How to protect privacy now

Quantum compromise threatens to expose Bitcoin’s history retrospectively, so users should think about transaction privacy in advance. It is impossible to eliminate HNDL without migrating to new algorithms. But reducing on-chain links will complicate analysis. To do so:

• do not reuse addresses. Generate a new address for each payment received. Reuse causes different inputs to be combined and easier to link to you. On a subsequent spend, the public key will also be revealed and become potentially vulnerable to quantum attack;
• break transactional links. Avoid situations where the whole “sender–recipient” chain is obvious to an outside observer. If you are moving funds between your own wallets, or making a payment you would prefer to keep anonymous, consider using bitcoin mixers.

For example, Mixer.Money lets you receive bitcoins at new addresses that are not linked on-chain and without the need to pass KYC. The service splits a user’s coins into parts and sends them to exchanges. After a randomly selected interval (to thwart timestamp analysis), the user receives the same amount (minus a fee), but from other exchanges and different investors.

This severs links between the original transaction and the final recipient. A third-party analyst sees on-chain that funds arrived from many addresses with no obvious tie to the sender. In essence, Mixer.Money hampers both classical on-chain analysis and any future quantum analysis of transaction histories.

“Try not to reveal your identity by linking it to addresses. Do not send bitcoins directly from an anonymous wallet to an exchange where identity verification has been completed. It is better to withdraw funds via a mixer. Do not publish publicly the addresses you use. Do not share your wallet’s extended public key (xpub) — these data can be analysed both now and retrospectively,” add the team at Mixer.Money.

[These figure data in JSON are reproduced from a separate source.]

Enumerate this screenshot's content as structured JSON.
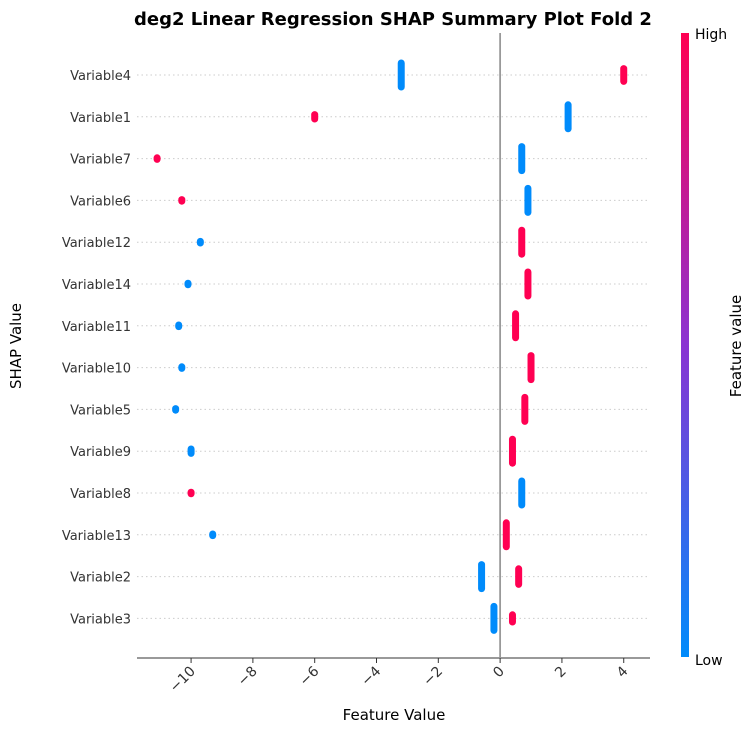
{
  "chart_data": {
    "type": "scatter",
    "title": "deg2 Linear Regression SHAP Summary Plot Fold 2",
    "xlabel": "Feature Value",
    "ylabel": "SHAP Value",
    "xlim": [
      -11.75,
      4.85
    ],
    "x_ticks": [
      -10,
      -8,
      -6,
      -4,
      -2,
      0,
      2,
      4
    ],
    "x_tick_labels": [
      "−10",
      "−8",
      "−6",
      "−4",
      "−2",
      "0",
      "2",
      "4"
    ],
    "zero_line": 0,
    "colorbar": {
      "label": "Feature value",
      "high_label": "High",
      "low_label": "Low",
      "high_color": "#ff0052",
      "mid_color": "#8a34d2",
      "low_color": "#008bfb"
    },
    "features": [
      {
        "name": "Variable4",
        "clusters": [
          {
            "x": -3.2,
            "level": "low",
            "spread": 1.0
          },
          {
            "x": 4.0,
            "level": "high",
            "spread": 0.6
          }
        ]
      },
      {
        "name": "Variable1",
        "clusters": [
          {
            "x": -6.0,
            "level": "high",
            "spread": 0.3
          },
          {
            "x": 2.2,
            "level": "low",
            "spread": 1.0
          }
        ]
      },
      {
        "name": "Variable7",
        "clusters": [
          {
            "x": -11.1,
            "level": "high",
            "spread": 0.2
          },
          {
            "x": 0.7,
            "level": "low",
            "spread": 1.0
          }
        ]
      },
      {
        "name": "Variable6",
        "clusters": [
          {
            "x": -10.3,
            "level": "high",
            "spread": 0.2
          },
          {
            "x": 0.9,
            "level": "low",
            "spread": 1.0
          }
        ]
      },
      {
        "name": "Variable12",
        "clusters": [
          {
            "x": -9.7,
            "level": "low",
            "spread": 0.2
          },
          {
            "x": 0.7,
            "level": "high",
            "spread": 1.0
          }
        ]
      },
      {
        "name": "Variable14",
        "clusters": [
          {
            "x": -10.1,
            "level": "low",
            "spread": 0.2
          },
          {
            "x": 0.9,
            "level": "high",
            "spread": 1.0
          }
        ]
      },
      {
        "name": "Variable11",
        "clusters": [
          {
            "x": -10.4,
            "level": "low",
            "spread": 0.2
          },
          {
            "x": 0.5,
            "level": "high",
            "spread": 1.0
          }
        ]
      },
      {
        "name": "Variable10",
        "clusters": [
          {
            "x": -10.3,
            "level": "low",
            "spread": 0.2
          },
          {
            "x": 1.0,
            "level": "high",
            "spread": 1.0
          }
        ]
      },
      {
        "name": "Variable5",
        "clusters": [
          {
            "x": -10.5,
            "level": "low",
            "spread": 0.2
          },
          {
            "x": 0.8,
            "level": "high",
            "spread": 1.0
          }
        ]
      },
      {
        "name": "Variable9",
        "clusters": [
          {
            "x": -10.0,
            "level": "low",
            "spread": 0.3
          },
          {
            "x": 0.4,
            "level": "high",
            "spread": 1.0
          }
        ]
      },
      {
        "name": "Variable8",
        "clusters": [
          {
            "x": -10.0,
            "level": "high",
            "spread": 0.2
          },
          {
            "x": 0.7,
            "level": "low",
            "spread": 1.0
          }
        ]
      },
      {
        "name": "Variable13",
        "clusters": [
          {
            "x": -9.3,
            "level": "low",
            "spread": 0.2
          },
          {
            "x": 0.2,
            "level": "high",
            "spread": 1.0
          }
        ]
      },
      {
        "name": "Variable2",
        "clusters": [
          {
            "x": -0.6,
            "level": "low",
            "spread": 1.0
          },
          {
            "x": 0.6,
            "level": "high",
            "spread": 0.7
          }
        ]
      },
      {
        "name": "Variable3",
        "clusters": [
          {
            "x": -0.2,
            "level": "low",
            "spread": 1.0
          },
          {
            "x": 0.4,
            "level": "high",
            "spread": 0.4
          }
        ]
      }
    ]
  }
}
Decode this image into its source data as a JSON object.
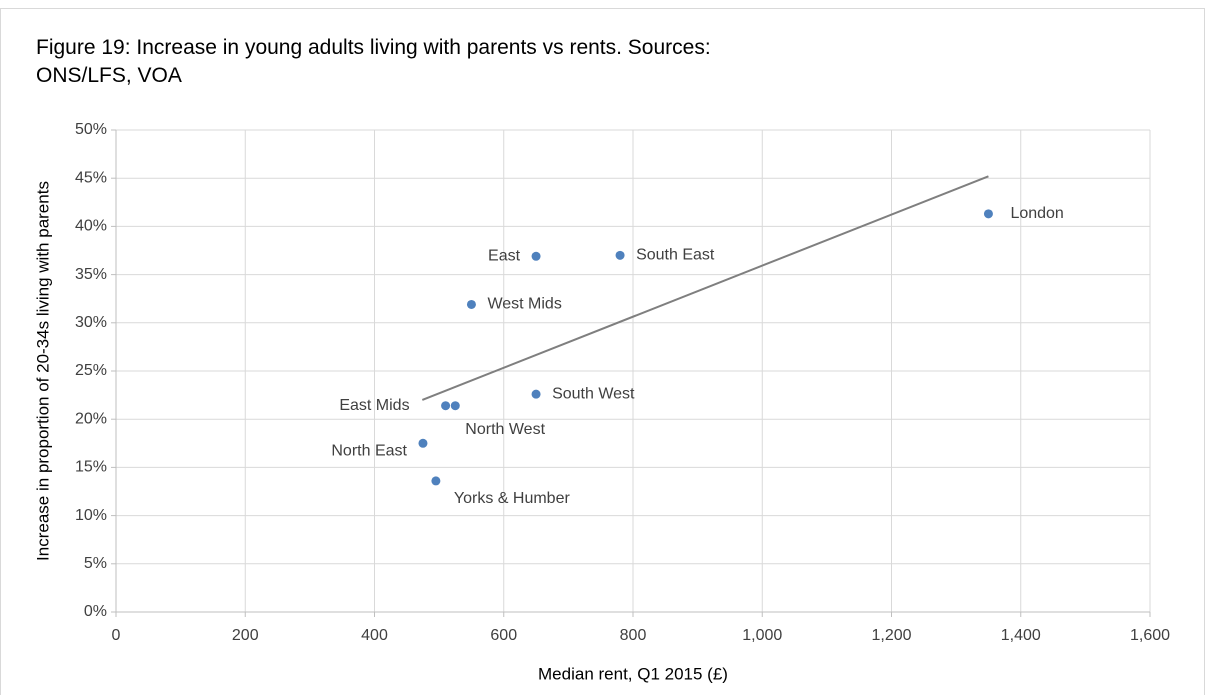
{
  "chart_data": {
    "type": "scatter",
    "title": [
      "Figure 19: Increase in young adults living with parents vs rents. Sources:",
      "ONS/LFS, VOA"
    ],
    "x_label": "Median rent, Q1 2015 (£)",
    "y_label": "Increase in proportion of 20-34s living with parents",
    "color": "#4f81bd",
    "points": [
      {
        "label": "London",
        "x": 1350,
        "y": 41.3
      },
      {
        "label": "South East",
        "x": 780,
        "y": 37.0
      },
      {
        "label": "East",
        "x": 650,
        "y": 36.9
      },
      {
        "label": "West Mids",
        "x": 550,
        "y": 31.9
      },
      {
        "label": "South West",
        "x": 650,
        "y": 22.6
      },
      {
        "label": "East Mids",
        "x": 510,
        "y": 21.4
      },
      {
        "label": "North West",
        "x": 525,
        "y": 21.4
      },
      {
        "label": "North East",
        "x": 475,
        "y": 17.5
      },
      {
        "label": "Yorks & Humber",
        "x": 495,
        "y": 13.6
      }
    ],
    "trendline": {
      "x": [
        474,
        1350
      ],
      "y": [
        22.0,
        45.2
      ],
      "color": "#7f7f7f"
    },
    "xlim": [
      0,
      1600
    ],
    "xticks": [
      0,
      200,
      400,
      600,
      800,
      {
        "value": 1000,
        "label": "1,000"
      },
      {
        "value": 1200,
        "label": "1,200"
      },
      {
        "value": 1400,
        "label": "1,400"
      },
      {
        "value": 1600,
        "label": "1,600"
      }
    ],
    "ylim": [
      0,
      50
    ],
    "yticks": [
      {
        "value": 0,
        "label": "0%"
      },
      {
        "value": 5,
        "label": "5%"
      },
      {
        "value": 10,
        "label": "10%"
      },
      {
        "value": 15,
        "label": "15%"
      },
      {
        "value": 20,
        "label": "20%"
      },
      {
        "value": 25,
        "label": "25%"
      },
      {
        "value": 30,
        "label": "30%"
      },
      {
        "value": 35,
        "label": "35%"
      },
      {
        "value": 40,
        "label": "40%"
      },
      {
        "value": 45,
        "label": "45%"
      },
      {
        "value": 50,
        "label": "50%"
      }
    ],
    "grid": true
  }
}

The less information about your transactions is tied to you or consolidated, the harder it will be to piece together when the quantum era arrives.

A quantum transition without KYC

The Fed’s study highlights less obvious privacy facets that matter to anyone aiming to remain anonymous on Bitcoin over the long term.

The ecosystem is gradually preparing for post-quantum cryptography. Proposals such as BIP-360 are emerging to migrate to new addresses. Experts are debating the timing of “Q Day” and migration paths.

For ordinary users, one point is crucial: the quantum threat is not merely theoretical but a practical risk that grows over time. The sooner you take measures to protect privacy on the Bitcoin network, the better.